Inflammatory processes are controlled by the use of corticosteroids. Local treatment is carried out to relieve pain and accelerate tissue regeneration. To avoid the development of candidiasis, antifungal drugs are prescribed.
Electrophoresis and phonophoresis are also effective. In rare cases, when erosions do not heal for a long time, surgical intervention is indicated.
In all cases, without exception, the oral cavity is sanitized and the source of inflammation is removed (for example, periodontitis, caries or pulpitis).
Signs on the skin
Lichen planus is characterized by a homogeneous rash consisting of small shiny reddish nodules with a purple tint with a slight depression in the middle. In the case of larger rashes, a mesh pattern of the rash becomes noticeable. The nodules can occur individually, can be arranged linearly, or can form plaques or rings. The rash with lichen planus is sometimes accompanied by severe itching; after the papules disappear, hyperpigmentation of the affected areas occurs. Favorite habitats of lichen planus are the flexor surfaces of joints, forearms, anterior surfaces of the legs, and the sacral area.
Symptoms of the disease
There are six types of oral lichen planus. This is a typical, exudative-hyperemic, hyperkeratotic, erosive-ulcerative, bullous and atypical form. They are united by the formation of foci of inflammation on the oral mucosa, the appearance of defects and erosions. In some particularly severe forms of the disease, the patient may complain of itching and burning sensation in the mouth and difficulty eating. In milder forms, the disease may not manifest itself at all.
Typical lichen planus is the most common form, occurring in half of patients. White nodules appear on the mucous membrane of the oral cavity. Merging, they resemble lace.
The esscudative-hyperemic form is characterized by the appearance of gray papillomas on the edematous mucous membrane.
The hyperkeratotic form is one of the least common forms, which is characterized by the formation of gray spots that rise above the affected surface. Over time, these plaque spots become rougher and flake off.

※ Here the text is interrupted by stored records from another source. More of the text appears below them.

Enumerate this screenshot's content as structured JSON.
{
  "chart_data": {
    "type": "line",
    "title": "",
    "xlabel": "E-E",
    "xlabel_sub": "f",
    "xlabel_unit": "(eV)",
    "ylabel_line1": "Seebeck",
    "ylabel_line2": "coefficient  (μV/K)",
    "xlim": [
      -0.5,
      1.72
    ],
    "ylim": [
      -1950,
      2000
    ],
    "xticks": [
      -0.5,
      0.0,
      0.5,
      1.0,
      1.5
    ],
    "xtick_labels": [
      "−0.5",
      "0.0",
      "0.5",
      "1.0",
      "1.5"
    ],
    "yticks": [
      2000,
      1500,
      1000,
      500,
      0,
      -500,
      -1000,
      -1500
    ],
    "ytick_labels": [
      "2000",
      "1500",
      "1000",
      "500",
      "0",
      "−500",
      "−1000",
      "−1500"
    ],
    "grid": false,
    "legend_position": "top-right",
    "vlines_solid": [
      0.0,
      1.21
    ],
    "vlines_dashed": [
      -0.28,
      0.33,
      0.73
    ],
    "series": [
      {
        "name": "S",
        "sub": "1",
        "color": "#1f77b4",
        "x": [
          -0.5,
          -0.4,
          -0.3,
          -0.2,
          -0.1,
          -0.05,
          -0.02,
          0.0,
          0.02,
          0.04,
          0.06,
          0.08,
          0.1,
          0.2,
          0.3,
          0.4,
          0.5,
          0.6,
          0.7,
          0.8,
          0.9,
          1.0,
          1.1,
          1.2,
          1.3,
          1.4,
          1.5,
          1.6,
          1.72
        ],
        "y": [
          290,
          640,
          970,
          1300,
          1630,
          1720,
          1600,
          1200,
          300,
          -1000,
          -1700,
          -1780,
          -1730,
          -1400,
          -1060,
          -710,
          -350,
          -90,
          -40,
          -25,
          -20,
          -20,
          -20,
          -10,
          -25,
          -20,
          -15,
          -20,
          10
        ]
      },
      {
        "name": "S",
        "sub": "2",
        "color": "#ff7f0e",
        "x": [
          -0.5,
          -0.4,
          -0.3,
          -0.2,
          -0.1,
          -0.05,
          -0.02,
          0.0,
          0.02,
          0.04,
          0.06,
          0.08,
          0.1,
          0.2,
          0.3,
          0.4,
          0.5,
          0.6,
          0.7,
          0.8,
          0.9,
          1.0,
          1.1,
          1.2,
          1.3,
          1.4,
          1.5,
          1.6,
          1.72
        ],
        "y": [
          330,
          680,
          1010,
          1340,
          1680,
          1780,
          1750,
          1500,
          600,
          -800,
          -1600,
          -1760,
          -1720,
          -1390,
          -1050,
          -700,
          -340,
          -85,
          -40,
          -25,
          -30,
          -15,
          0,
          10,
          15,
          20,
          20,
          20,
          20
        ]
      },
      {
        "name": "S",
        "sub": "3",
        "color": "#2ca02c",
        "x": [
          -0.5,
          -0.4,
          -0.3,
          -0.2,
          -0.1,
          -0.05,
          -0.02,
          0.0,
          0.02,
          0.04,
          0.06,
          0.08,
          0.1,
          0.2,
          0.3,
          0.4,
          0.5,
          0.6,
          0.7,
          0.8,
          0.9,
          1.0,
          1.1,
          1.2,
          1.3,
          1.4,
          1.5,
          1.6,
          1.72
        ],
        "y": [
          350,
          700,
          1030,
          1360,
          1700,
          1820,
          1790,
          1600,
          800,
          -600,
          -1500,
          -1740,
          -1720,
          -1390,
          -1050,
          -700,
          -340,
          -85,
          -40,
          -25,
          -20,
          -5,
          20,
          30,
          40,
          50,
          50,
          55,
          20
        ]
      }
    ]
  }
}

Erosive-ulcerative is the most severe form of the disease, occurring in 23% of cases. Multiple erosions and ulcers covered with fibrinous plaque appear on the lining of the oral cavity. There is a strong burning sensation in the mouth, and when trying to remove plaque, bleeding and pain occur.
The bullous form is a relatively rare variety, occurring in 3% of cases. Accompanied by the appearance of dense blisters, inside of which there is hemorrhagic exudate. After the bubbles open, erosions form.
Atypical form - occurs slightly more often than bullous - in 4% of cases. This form is characterized by dilation of the mouth of the salivary gland, as well as inflammation of the lips and gums.
Quite often, one patient can develop several forms of lichen planus in parallel. Often one form can flow into another. Ringworm is a chronic disease prone to relapse.